Consult your doctor. Have your doctor assess your research, and ask his opinion based on your overall health condition as to what herbs you would most need. You may also ask his recommendation on good herbal supplements, and the dosage that is best for you.
Consult a nutritionist/dietician. Ask specific information about the herbs, such as how they are best stored, prepared and integrated into your diet; how much should you consume so you can best reap its health benefits; a diet plan that extensively uses herbs; what are some of the best recipes that call for the use of the herbs.

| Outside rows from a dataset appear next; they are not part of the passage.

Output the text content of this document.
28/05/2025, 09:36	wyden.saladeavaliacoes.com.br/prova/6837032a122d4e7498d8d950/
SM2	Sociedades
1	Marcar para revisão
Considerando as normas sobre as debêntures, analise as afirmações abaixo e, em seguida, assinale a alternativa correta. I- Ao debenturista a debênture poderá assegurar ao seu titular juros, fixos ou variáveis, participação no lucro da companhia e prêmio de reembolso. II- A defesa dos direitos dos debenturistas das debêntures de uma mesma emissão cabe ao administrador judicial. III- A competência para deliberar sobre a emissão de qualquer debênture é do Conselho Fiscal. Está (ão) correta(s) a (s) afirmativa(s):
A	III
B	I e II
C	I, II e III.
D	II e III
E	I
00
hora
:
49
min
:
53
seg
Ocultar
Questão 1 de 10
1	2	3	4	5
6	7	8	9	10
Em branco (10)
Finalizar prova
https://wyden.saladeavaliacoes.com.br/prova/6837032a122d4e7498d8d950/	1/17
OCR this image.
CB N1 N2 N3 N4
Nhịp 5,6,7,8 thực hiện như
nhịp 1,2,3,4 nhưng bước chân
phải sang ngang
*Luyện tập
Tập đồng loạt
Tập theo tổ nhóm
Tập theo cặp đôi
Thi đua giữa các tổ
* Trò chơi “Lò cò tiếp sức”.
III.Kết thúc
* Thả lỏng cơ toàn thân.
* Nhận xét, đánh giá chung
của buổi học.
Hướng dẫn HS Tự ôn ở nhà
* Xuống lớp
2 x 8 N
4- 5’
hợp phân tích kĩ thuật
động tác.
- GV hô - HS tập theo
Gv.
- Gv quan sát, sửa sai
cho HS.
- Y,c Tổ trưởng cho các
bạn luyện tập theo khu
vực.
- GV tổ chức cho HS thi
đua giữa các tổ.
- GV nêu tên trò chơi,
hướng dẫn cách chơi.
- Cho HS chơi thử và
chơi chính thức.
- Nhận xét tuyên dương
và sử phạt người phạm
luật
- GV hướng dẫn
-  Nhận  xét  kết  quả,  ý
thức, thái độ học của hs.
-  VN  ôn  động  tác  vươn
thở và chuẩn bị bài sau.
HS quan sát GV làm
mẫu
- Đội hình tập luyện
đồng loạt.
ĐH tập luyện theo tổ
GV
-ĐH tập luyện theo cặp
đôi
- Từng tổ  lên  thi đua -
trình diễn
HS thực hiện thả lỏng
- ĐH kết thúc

Set realistic expectations. Herbs usually work gradually, and intake must be consistent and coupled with a well-balanced diet. Be advised too that most of the herbal benefits are preventative in nature, though they are able to cure numerous common ailments. The key is to adopt an overall healthy lifestyle of good diet, exercise and rest in order to fully benefit from the herbs.
Get started on the road to wellness. Remember, the person who would most benefit from your body being healthy and well conditioned is yourself.